In Passages in Modern Sculpture, Rosalind Krauss named this kind of art “process art”. Indicated by her, “process art” concerns the shape transformation process in which the shape is refined through dissolution and rebuilt via stacking; in the process of rebuilding, the completed artistic items or sculptures are endowed with an image of anthropology; while concentrating on the material transformation process, an artist gets into a seemingly original sculptural space which he creates on his own.

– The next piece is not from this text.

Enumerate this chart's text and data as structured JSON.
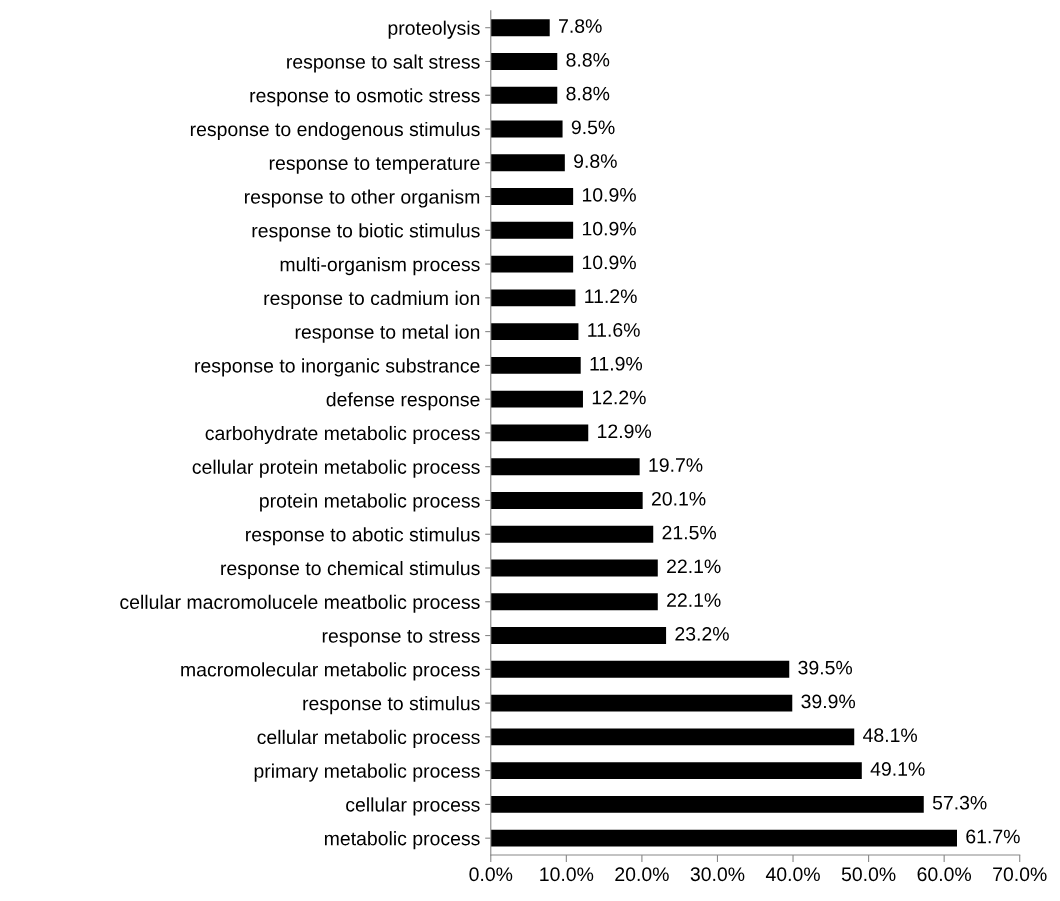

We can also notice the spirit of process art in the works of Hsu Yung-hsu. In the shape transformation process, the artist furnishes us with a whole-new experience of the appreciation of beauty which no longer abides by the original visual logic but moves toward a direction of the original visual logic, leading us to repropose an attitude towards appreciation of beauty under the situation that no rules can be followed. That is, when it comes to Hsu Yung-hsu’s works, we can only appreciate with our eyes if we merely focus on their shapes; however, if we can move from the superficial shape to the artistic conception, our bodies will enter an undefined world along with the works. In other words, the artist grants us the space and time taking place in his works.

Perhaps we have been in a space provided by the work, but we may not be able to take part in its creation process. Although the works of Hsu Yung-hsu establish themselves in an existing space, this space is redefined and developed into a new space where people can live in solitude. These clay sculptures lead us into a space which we can redefine via our own bodies.

Probably we have long been drifting along in a determined time; however, once we come into the world of Hsu’s works, we will discover another definition of time. Through every repeated movement of his palms and fingers kneading the clay stripes, the artist stores the affection of fingers and the timing of the affection. His creations reserves the physical time blended with sorrow and joy. This “time”, which is defined by the artist via his own body, brings us into the time experience totally different from the reality.

For the reason that Hsu Yung-hsu’s artistic creations not only exceed the limits of his own body but also take us into a state of life in which space and time can be redefined and physical creativity can be regained, we reckon his works as clay forming, a physical labor, and a manner of life which can be named “physical tapas”.